First Minister Nicola Sturgeon on the campaign trail in Clarkston. (Daily Record)

He can bluster his way out of a paper bag at the safety of the Commons despatch box but his brand of posh populism, fake amateurism and pretend blundering freezes the blood in the veins of most Scottish voters.

So he stays away, frightened of the damage his actual presence here would do the union cause.

Johnson might be able to win in places like Hartlepool, despite his scandals and his handling of the pandemic, but in Scotland he’s toxic.

Yesterday’s man

Alex Salmond built his political career by taking the fight to his opponents.

He was never shy in taking on other parties when it came to getting his point across.

But now he’s out of government and out of the party he led for almost two decades.
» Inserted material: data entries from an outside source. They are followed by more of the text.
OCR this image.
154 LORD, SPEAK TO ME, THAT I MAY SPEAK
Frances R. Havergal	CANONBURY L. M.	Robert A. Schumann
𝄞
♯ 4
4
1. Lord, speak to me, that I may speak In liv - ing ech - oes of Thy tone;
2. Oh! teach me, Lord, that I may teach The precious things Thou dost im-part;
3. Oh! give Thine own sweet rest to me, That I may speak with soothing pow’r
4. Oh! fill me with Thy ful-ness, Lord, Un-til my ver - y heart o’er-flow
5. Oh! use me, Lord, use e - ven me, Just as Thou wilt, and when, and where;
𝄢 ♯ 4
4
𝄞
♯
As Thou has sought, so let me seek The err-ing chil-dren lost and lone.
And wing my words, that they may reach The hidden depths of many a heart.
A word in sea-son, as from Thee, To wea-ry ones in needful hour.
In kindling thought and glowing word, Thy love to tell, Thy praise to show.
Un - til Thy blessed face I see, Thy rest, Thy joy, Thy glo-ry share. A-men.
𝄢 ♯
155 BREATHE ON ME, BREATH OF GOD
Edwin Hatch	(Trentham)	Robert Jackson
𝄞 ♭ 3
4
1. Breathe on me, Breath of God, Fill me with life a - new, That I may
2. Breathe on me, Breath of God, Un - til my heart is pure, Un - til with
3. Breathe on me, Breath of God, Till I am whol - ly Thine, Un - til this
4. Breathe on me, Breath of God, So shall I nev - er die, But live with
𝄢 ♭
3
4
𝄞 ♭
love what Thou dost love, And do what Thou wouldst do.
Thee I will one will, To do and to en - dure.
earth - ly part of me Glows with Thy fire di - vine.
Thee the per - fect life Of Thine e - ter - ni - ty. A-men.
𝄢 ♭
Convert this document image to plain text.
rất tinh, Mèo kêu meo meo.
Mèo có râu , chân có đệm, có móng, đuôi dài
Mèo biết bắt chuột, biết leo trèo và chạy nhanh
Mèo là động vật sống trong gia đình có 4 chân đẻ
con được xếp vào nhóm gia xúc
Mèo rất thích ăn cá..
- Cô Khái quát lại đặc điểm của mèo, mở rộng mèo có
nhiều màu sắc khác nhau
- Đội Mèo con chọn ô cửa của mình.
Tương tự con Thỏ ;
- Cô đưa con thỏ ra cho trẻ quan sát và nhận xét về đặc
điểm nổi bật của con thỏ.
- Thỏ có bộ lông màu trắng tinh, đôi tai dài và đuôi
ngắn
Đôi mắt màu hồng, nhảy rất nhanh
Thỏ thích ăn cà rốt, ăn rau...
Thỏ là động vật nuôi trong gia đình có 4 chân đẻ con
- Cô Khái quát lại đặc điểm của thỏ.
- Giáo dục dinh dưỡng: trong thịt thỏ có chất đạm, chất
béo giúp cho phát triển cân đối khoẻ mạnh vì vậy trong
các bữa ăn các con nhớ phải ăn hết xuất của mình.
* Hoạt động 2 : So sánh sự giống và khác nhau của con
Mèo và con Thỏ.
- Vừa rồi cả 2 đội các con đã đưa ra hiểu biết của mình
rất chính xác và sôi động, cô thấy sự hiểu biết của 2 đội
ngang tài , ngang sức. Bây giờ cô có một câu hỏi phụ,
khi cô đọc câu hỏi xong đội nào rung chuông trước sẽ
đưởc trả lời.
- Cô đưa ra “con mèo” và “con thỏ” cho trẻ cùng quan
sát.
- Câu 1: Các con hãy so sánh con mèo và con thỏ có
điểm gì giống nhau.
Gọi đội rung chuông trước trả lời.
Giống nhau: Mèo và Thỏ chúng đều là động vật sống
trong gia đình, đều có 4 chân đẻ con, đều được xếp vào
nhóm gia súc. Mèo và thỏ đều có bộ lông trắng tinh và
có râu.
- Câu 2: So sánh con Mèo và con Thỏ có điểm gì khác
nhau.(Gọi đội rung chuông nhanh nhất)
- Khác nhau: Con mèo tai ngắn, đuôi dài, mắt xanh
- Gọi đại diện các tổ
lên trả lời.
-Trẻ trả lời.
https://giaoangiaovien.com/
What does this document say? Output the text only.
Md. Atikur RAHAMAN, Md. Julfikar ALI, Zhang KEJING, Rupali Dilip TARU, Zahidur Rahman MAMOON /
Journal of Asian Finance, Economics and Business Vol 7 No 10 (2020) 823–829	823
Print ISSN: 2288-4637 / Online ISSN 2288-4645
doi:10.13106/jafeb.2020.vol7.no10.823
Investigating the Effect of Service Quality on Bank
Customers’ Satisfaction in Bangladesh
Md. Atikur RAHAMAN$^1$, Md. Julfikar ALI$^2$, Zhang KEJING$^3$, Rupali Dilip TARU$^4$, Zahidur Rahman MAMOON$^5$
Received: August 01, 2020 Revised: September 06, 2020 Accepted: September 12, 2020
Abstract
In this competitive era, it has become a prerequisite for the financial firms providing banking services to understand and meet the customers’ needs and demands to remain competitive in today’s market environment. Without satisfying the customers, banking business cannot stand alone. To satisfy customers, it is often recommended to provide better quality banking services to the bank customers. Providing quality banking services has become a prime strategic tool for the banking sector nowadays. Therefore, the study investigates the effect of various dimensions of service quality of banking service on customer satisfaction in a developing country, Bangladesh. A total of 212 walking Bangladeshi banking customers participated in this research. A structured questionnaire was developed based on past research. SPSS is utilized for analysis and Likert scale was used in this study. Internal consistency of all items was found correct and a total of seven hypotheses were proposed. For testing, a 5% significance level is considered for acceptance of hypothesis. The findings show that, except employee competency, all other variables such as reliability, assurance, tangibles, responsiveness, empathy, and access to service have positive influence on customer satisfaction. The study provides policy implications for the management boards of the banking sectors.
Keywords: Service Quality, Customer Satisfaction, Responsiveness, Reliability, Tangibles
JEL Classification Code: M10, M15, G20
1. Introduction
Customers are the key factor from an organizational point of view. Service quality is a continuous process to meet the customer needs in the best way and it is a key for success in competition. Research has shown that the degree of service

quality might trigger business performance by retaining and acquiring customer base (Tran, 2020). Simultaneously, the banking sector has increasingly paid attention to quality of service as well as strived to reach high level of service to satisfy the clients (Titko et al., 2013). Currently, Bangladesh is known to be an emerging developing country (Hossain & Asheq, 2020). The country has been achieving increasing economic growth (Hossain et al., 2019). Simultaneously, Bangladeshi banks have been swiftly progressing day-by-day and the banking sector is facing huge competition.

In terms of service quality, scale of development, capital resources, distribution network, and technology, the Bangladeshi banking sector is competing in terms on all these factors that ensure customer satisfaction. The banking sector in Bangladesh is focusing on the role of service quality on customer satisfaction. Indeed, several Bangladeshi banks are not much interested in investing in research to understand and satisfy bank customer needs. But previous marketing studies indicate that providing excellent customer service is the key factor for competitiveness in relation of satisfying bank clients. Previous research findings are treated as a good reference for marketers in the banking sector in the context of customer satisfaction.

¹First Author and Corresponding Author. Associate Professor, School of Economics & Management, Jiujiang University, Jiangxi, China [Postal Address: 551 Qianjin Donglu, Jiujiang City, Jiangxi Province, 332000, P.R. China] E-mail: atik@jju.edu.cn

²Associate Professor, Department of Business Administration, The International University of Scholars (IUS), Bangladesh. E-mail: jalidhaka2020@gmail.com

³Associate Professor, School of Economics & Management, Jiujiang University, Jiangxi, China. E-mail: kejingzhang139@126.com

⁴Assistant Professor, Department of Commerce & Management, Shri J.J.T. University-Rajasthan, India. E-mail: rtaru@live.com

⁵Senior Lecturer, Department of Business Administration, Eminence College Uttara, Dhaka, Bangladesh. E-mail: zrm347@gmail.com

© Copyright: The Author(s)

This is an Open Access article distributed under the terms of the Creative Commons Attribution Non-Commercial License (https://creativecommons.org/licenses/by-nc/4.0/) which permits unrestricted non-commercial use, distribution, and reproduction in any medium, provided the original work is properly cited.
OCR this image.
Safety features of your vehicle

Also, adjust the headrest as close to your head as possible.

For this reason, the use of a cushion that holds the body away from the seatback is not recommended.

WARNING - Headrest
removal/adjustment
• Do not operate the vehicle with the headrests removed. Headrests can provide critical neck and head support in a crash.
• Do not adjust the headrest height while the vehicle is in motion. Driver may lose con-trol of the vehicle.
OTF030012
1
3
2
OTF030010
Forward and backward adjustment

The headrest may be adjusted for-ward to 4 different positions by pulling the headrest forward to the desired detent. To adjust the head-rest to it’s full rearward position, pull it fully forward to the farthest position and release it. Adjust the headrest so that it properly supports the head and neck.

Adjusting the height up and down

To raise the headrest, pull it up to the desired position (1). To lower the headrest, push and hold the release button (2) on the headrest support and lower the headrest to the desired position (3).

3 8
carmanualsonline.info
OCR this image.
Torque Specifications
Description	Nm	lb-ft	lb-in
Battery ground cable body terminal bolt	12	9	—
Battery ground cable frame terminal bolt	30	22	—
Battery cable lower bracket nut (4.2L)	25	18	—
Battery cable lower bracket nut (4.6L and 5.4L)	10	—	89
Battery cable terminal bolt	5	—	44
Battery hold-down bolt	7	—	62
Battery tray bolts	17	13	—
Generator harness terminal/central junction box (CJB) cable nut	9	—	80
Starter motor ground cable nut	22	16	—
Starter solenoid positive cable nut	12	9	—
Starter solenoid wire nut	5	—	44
Salmond has a new political party but lacks the platform he was once used to.

Now he’s claimed in a magazine profile of Nicola Sturgeon that he could have “destroyed” her career if he had wanted.

Language like this does the former First Minister no favours.

It smacks of being desperate for ­attention.

His detractors claim he’s yesterday’s man and Scottish politics has moved on without him.

Yet he could still be returned as an MSP at Thursday’s election.

Perhaps comments like that are the kind we can expect from him in ­Holyrood.

It’s the kind of debate that few people want to hear.